Avoiding the need for any of the assumptions of Chi-squared tests, I drew 10,000 samples from a multinomial distribution with parameters given by the frequencies in the “no cat” baseline column, and with each sample containing the same total number of counts as the cat column. The probabilities of observing at least as many cat placements as the amount we did observe are below.

Critical point position Critical point type Prob

After Both

0.0523

Both Trough

0.2155

After Trough

0.0167

Before Trough

0.8753

After Peak

0.6127

Before Peak

0.6240

Sure enough, it’s pretty unlikely to have observed this many Cheshire cat appearances before plot troughs purely by chance.

And so long story short, Cheshire cats do seem to have a preference for turning up just as things start to get better.

Cinderella science

For my first act, two topics related to sequential data that should come up if you search google for “Cinderella science”, which you might do if you’re ever looking for stories of uncredited hard work that ultimately worked out (if only with the help of a fairy godmother).

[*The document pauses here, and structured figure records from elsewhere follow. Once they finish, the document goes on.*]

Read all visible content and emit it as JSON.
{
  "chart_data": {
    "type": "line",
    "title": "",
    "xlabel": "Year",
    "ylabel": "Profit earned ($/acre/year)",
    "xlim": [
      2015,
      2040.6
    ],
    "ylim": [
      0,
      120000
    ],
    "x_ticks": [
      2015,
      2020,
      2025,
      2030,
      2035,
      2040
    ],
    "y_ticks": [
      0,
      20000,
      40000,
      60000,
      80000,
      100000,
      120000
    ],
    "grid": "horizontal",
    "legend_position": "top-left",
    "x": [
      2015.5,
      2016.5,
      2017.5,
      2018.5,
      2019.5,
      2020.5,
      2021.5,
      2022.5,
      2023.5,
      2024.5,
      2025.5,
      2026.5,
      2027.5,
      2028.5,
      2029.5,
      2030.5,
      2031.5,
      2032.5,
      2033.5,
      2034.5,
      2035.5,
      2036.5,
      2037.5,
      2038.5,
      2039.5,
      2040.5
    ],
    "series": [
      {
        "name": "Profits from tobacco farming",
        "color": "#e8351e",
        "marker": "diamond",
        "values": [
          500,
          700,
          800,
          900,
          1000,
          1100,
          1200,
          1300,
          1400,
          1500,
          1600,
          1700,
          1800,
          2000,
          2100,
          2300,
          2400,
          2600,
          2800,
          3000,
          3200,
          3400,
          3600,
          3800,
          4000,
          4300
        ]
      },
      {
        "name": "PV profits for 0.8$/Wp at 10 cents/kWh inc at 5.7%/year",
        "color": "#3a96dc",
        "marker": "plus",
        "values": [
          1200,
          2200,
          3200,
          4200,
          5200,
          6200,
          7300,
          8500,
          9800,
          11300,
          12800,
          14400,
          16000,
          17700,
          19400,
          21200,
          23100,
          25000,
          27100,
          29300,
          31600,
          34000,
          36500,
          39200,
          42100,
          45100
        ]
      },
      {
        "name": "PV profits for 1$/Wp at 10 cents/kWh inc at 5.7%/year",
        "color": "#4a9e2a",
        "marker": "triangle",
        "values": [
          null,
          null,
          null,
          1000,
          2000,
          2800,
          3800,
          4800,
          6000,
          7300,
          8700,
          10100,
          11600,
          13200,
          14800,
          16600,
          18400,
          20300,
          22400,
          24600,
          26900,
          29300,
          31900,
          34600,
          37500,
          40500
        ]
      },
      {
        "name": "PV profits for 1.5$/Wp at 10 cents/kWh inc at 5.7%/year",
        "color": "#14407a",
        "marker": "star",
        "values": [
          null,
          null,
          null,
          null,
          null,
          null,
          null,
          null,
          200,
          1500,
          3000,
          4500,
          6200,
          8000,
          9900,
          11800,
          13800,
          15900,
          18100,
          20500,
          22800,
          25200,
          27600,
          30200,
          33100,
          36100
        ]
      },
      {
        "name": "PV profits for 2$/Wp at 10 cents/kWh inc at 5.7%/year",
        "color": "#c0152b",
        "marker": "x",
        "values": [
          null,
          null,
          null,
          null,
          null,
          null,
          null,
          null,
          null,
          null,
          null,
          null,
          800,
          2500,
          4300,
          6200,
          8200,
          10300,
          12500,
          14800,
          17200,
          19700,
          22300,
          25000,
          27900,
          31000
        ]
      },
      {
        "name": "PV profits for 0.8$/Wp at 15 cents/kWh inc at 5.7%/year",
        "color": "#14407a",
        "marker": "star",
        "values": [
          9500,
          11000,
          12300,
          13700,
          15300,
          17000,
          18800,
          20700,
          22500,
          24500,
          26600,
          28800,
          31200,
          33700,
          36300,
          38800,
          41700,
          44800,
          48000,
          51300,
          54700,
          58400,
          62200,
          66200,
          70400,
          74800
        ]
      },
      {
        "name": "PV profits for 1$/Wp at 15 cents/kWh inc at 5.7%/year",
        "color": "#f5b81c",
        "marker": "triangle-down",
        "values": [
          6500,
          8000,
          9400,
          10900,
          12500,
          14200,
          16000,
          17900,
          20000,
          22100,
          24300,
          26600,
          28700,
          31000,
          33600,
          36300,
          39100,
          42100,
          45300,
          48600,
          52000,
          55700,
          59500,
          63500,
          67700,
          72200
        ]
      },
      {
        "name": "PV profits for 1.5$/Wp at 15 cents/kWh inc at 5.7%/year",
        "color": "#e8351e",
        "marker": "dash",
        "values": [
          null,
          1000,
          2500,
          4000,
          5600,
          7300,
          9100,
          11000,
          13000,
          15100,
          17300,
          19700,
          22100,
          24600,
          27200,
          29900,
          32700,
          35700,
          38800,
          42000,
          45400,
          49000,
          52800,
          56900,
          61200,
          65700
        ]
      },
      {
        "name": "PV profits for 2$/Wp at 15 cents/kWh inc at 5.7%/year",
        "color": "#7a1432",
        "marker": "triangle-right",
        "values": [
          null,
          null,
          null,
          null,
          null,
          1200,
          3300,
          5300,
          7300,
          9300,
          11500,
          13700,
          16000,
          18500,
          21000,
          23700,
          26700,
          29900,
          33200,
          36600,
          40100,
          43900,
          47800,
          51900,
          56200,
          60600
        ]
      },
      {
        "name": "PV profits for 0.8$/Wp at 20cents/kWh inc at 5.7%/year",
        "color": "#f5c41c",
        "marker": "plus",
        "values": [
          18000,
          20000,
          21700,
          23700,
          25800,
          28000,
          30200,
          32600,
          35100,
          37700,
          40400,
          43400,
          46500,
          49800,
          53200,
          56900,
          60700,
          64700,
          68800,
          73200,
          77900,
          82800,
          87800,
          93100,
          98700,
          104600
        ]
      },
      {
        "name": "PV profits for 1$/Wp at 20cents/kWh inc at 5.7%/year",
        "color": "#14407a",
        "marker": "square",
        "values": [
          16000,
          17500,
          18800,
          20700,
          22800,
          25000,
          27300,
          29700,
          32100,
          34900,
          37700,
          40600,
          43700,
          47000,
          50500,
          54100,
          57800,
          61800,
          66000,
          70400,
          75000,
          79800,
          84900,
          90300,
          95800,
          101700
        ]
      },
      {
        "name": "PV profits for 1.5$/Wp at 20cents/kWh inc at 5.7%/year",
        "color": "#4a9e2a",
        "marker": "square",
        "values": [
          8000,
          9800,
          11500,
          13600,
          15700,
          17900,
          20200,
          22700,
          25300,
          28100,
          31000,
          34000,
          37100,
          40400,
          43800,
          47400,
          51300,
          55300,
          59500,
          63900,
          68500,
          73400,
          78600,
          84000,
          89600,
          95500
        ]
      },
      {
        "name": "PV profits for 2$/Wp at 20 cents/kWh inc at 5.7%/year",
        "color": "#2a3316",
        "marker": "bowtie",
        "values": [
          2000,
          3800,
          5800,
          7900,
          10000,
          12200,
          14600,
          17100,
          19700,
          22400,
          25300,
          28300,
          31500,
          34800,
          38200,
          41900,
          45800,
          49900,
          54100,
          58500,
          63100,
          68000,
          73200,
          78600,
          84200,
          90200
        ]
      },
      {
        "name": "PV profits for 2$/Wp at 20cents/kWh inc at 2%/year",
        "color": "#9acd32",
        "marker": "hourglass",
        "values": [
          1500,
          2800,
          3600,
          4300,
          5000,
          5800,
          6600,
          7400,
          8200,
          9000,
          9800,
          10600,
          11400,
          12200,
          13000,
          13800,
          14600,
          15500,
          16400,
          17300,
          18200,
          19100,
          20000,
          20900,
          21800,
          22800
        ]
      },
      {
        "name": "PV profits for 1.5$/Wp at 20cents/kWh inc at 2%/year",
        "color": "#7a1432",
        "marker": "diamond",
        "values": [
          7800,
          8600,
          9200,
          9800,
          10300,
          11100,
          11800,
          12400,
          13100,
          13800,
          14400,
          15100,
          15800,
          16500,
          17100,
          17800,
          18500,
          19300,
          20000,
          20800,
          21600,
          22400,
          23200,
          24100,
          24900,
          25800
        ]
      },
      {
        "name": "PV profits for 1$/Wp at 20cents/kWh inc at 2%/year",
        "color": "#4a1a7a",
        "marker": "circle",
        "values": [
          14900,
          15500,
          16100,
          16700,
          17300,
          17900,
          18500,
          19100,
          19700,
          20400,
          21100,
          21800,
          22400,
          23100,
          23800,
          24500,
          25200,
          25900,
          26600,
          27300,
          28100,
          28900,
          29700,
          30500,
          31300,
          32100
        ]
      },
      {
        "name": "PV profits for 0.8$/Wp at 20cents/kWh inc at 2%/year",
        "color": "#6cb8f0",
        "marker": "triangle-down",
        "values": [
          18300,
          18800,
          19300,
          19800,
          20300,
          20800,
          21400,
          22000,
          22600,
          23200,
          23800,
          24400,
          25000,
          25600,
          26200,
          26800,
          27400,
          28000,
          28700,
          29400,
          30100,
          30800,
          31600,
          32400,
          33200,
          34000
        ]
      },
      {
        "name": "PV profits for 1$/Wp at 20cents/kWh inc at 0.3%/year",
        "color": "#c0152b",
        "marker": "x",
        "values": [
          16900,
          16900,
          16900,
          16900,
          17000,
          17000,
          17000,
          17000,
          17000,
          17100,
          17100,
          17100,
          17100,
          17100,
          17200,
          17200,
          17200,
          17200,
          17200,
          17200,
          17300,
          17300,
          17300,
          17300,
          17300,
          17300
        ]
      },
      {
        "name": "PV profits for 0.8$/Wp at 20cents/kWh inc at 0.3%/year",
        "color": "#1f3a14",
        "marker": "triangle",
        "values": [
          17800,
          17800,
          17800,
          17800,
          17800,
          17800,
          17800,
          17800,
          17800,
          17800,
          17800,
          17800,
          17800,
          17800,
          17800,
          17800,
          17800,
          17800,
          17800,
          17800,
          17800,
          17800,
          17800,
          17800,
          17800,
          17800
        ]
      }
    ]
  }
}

One is just a reference to something I feel more people should know about and is the source of the above photo. The photo is of Charles Keeling, the scientist credited with setting up CO2 monitoring in Mauna Loa, Hawaii, which he did in the 1960’s, before it was cool. I found his story in this commentary in Nature about the ups and downs of the thankless work involved in getting everything going. Understandably, it was a hard sell initially, as it doesn’t test a sexy falsifiable hypothesis. But in the end, it was the years of data from Keeling’s initial work that provided the evidence for the significant gradual changes in our atmospheric composition. Kind of makes me wonder whether we really need to have the same conversation again in the context of motivating exploratory space research?

For the uninitiated, the resulting time series is gorgeous.

monaloa

The second topic I wanted to mention probably doesn’t come up in the top google search results, but I think it ought to. There’s this paper on the analysis of plot progressions in Project Gutenberg‘s fiction collection claiming that there are just 6 fundamental plot types. Seemingly everywhere the paper is mentioned, The Atlantic, MIT Technology Review, New York Magazine, etc., it comes with this snippet from a Kurt Vonnegut lecture, where Vonnegut anticipates similar results decades earlier. But what’s a bit unsatisfying for me, is that no one really validates the plot arcs that Vonnegut didn’t even need a model to recognize.

I set out to reproduce the last of the arcs that Vonnegut describes – the Cinderella narrative (top right in the four plots below).

vonnegut

So what does it take to distill this expected profile from the text? I started with Mathew Jockers “syuzhet” R package (which incidentally his blog also links the Vonnegut lecture). The package provides pretty much everything we need: functions to parse a text into sentences, parse those sentences into word tokens, map tokens to sentiment values from various sources, then pool (read average/max) the sentiments at the sentence level, and finally obtain a smoothed narrative profile. After downloading “CINDERELLA; Or, THE LITTLE GLASS SLIPPER.” from Proj. Gutenberg and copy-pasting a few lines from the syuzhet vignette, can confirm without breaking a sweat, things for the most part check out.

library(syuzhet)
text <- get_text_as_string("./cinderella.txt")
s_v <- get_sentences(text)
s_v_sentiment <- get_sentiment(s_v)
s_v_sentiment_quantiles <- sapply(s_v_sentiment, function(i) sum(s_v_sentiment < i)/length(s_v_sentiment))
smoothed <- lowess(s_v_sentiment_quantiles, f = .25)
smoothed$y_scaled <- (smoothed$y-median(smoothed$y))/diff(range(smoothed$y))
plot(smoothed$y_scaled~smoothed$x/max(smoothed$x), 
 type= 'l', lwd= 2, col='purple',
 xlab= 'Narrative Time', 
 ylab= 'Emotional Valence')
abline(h=0, lty=2)

Tada, stamp collected!!

cinderella

Kind of surprising that assigning sentiments to individual words from a manually curated dataset can produce these results, but I guess sometimes smoothing sequential data can work magic.

What might be the global warming equivalent in the world of these narrative arcs?